Wolfram Kösteler, BH Salzburg-Umgebung:

Wir hatten 4 Geräte im Einsatz. Die Sprachqualität war ausgezeichnet – wir haben parallel analoge Geräte, mit denen ist die Sprachqualität wesentlich schlechter! Mit Digitalfunk ist es für uns wesentlich einfacher, mit LPK, RK, etc in Kontakt zu treten.

Peter Mayr und Johann Aigner, LPK Salzburg:

Wir haben 400 user, und es gab beispielsweise 15.000 Gespräche während dem Match SWE-GRI. Die Technik hat klaglos funktioniert! Es gab 180 Gespräche gleichzeitig, bei 18 definierten Sprechgruppen. Es gab überhaupt keine Probleme, das neue System ist optimal!
Handling mit den Funkgeräten wurde rasch erlernt, deshalb war der Einsatz problemlos. Auch die Sprechqualität war glasklar, etwas schlechter war die Qualität über das Headset. Aber man kann sagen, dass sich das System total bewährt hat!

Statement Inspektor Daniel Plank, EE ULAN 33 (die EE dient zur Unterstützung der WEGA):

Aufgaben: Regeldienst in der Einsatzeinheit, großer Sicherheits- und Ordnungsdienst in der Innenstadt, das Sicherheitsgefühl der Bevölkerung heben. Nach dem Match Österreich-Deutschland wurden im Bermudadreieck (Schwedenplatz, 1. Bezirk) Trennriegel aufgestellt, weil die Fans aggressiv wurden.
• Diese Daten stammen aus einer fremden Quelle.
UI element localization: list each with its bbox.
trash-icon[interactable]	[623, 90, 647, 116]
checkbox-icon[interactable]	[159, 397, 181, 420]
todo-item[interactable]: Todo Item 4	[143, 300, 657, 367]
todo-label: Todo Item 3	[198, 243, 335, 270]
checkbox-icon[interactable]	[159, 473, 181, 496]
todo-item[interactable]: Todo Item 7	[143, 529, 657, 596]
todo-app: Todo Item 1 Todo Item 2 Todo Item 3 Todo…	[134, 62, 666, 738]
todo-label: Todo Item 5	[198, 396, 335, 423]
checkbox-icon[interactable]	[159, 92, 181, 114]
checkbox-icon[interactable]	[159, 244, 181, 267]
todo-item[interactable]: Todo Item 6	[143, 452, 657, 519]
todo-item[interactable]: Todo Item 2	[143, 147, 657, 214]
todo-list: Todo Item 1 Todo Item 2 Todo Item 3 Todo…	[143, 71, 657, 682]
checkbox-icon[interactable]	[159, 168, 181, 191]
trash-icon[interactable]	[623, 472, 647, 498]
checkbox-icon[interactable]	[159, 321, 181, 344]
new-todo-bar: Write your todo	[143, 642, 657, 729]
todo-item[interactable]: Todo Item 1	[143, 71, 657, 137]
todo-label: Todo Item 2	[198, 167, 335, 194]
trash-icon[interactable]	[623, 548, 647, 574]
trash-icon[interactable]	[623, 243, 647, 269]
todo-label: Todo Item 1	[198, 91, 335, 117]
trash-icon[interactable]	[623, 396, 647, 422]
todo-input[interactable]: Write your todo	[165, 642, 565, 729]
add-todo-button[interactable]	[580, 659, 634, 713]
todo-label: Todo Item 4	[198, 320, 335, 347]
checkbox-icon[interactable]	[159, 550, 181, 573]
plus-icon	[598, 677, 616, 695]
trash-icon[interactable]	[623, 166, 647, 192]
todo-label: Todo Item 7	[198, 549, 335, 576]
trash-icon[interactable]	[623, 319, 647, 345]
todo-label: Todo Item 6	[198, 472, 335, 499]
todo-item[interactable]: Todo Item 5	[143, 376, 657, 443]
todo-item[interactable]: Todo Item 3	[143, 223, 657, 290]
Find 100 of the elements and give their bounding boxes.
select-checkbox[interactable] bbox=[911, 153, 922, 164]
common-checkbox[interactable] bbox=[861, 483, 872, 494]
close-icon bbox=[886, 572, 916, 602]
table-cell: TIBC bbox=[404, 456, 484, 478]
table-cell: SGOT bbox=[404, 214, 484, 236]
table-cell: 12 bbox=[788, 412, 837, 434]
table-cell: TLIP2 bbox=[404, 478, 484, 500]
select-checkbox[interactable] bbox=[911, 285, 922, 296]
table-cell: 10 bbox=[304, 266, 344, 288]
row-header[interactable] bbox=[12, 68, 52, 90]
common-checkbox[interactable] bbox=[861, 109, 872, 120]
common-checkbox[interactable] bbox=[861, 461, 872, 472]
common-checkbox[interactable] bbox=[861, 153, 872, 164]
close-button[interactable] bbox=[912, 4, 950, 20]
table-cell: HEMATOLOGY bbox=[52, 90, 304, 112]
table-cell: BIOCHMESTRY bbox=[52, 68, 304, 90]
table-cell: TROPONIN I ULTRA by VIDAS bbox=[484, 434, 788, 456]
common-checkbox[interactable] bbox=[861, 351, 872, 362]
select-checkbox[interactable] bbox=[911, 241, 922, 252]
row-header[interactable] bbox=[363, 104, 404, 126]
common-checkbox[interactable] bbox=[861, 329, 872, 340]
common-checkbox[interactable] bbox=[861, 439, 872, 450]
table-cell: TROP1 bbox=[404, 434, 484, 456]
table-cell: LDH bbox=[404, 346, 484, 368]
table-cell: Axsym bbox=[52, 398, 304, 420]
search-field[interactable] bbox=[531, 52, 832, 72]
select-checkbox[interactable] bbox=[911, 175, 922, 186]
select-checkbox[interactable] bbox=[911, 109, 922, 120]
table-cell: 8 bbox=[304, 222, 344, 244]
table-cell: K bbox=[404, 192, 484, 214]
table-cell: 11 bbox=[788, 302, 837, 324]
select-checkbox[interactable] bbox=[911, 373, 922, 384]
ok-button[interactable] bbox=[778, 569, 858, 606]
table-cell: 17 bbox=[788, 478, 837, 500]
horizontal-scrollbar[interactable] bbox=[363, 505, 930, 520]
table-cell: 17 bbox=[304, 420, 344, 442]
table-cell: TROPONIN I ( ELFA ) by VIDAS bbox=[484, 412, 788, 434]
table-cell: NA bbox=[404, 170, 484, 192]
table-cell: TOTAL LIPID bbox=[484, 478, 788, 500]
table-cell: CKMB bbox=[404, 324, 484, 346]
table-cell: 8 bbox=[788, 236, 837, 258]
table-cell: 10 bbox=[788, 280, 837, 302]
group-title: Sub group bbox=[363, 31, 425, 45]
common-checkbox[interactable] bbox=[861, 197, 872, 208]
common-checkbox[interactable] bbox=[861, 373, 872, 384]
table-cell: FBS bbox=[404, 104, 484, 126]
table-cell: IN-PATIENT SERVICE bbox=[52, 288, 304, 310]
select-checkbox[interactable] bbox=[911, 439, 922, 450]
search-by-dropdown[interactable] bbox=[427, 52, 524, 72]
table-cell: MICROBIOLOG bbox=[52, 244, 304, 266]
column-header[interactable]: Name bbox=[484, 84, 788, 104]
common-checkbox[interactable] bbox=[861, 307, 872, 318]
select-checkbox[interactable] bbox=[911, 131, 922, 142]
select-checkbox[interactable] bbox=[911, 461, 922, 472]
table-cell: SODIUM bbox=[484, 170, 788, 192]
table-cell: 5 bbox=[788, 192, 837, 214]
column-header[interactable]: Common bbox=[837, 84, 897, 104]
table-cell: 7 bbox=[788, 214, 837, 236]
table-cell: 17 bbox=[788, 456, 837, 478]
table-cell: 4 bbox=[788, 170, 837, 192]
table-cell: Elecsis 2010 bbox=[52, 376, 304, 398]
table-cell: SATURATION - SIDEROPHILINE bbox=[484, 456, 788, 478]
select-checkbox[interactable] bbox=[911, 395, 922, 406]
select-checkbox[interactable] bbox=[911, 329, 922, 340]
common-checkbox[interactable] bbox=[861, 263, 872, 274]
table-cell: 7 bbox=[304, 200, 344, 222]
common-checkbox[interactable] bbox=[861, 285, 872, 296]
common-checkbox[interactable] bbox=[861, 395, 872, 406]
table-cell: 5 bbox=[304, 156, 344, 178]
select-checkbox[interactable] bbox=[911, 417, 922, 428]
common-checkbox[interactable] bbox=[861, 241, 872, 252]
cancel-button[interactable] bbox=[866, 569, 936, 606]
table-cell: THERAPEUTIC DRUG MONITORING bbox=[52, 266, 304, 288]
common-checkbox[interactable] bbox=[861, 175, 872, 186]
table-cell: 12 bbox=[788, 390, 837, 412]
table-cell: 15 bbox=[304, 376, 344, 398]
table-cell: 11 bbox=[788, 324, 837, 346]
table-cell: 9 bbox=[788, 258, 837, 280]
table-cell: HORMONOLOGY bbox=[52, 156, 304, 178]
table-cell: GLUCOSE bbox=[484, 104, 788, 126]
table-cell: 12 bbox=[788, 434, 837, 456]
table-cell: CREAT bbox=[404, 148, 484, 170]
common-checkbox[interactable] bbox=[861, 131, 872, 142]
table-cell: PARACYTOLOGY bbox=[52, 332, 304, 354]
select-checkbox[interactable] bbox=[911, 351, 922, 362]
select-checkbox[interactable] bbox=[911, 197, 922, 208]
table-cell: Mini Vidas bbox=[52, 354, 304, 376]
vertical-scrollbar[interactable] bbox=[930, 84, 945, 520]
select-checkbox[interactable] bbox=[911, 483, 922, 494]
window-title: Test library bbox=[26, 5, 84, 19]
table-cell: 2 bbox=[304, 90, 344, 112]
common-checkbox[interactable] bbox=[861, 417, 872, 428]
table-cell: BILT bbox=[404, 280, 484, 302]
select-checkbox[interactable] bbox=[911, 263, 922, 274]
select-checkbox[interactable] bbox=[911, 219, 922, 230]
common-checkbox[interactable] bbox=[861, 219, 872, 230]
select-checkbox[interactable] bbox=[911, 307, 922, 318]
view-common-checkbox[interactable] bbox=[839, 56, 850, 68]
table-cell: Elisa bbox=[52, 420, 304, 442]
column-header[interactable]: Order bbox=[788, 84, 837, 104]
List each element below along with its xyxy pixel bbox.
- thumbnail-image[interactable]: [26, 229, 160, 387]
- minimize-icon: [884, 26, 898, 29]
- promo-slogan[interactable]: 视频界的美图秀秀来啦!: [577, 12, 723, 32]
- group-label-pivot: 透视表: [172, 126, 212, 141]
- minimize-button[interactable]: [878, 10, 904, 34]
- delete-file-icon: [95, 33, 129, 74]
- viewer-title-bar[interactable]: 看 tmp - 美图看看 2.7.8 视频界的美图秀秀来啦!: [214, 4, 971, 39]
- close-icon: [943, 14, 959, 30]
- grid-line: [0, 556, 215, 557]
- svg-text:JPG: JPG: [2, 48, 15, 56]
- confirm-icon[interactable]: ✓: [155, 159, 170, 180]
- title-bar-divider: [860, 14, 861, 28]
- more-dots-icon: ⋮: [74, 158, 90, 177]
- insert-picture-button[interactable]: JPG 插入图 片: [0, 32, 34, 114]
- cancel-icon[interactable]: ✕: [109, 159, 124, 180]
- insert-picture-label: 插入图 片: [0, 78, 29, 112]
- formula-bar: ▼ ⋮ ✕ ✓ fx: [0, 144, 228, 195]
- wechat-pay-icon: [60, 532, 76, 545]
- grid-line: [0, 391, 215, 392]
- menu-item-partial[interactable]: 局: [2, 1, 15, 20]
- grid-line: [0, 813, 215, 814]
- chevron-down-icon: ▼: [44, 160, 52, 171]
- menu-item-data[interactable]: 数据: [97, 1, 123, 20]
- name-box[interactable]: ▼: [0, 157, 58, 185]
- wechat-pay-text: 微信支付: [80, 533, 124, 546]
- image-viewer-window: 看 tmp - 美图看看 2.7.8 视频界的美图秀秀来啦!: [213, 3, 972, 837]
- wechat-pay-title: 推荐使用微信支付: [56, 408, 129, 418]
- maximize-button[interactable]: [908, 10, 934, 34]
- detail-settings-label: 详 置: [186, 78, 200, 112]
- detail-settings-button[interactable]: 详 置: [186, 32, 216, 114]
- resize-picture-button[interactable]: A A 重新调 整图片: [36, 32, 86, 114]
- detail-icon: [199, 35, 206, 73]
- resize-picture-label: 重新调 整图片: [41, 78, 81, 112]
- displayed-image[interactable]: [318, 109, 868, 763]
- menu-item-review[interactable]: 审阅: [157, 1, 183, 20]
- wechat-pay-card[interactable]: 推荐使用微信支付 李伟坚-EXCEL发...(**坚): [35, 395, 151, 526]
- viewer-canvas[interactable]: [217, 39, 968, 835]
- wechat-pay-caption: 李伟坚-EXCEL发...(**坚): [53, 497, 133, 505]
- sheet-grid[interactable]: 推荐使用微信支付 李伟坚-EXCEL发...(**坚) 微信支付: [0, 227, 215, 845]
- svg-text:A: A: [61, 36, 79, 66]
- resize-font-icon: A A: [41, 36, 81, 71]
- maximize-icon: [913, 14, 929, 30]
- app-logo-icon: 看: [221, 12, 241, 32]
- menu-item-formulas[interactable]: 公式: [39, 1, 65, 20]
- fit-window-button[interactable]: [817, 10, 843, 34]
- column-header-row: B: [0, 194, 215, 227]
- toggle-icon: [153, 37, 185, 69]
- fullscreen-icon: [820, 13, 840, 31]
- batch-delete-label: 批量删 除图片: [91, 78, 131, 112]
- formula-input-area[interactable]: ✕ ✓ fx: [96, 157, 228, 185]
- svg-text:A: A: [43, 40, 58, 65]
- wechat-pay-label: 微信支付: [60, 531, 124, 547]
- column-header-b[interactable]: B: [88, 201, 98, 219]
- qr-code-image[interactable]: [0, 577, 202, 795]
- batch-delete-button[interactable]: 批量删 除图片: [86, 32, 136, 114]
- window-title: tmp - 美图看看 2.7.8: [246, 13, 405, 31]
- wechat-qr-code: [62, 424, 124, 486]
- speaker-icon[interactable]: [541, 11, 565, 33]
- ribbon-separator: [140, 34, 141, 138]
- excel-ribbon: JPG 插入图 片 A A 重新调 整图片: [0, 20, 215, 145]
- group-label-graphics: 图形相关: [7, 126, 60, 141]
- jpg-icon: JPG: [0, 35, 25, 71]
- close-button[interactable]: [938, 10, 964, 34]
Sie warfen Flaschen und Barhocker, doch durch das Einziehen eines Trennriegels wurden gröbere Auseinandersetzungen vermieden. Drei mutmaßliche Täter wurden festgenommen und angezeigt. Telefonisch hätte man nicht so schnell die Kräfte zusammenziehen können. Binnen kürzester Zeit waren durch den Funk sämtliche Kräfte vor Ort und die Gefahr eines größeren Raufhandels war gebannt.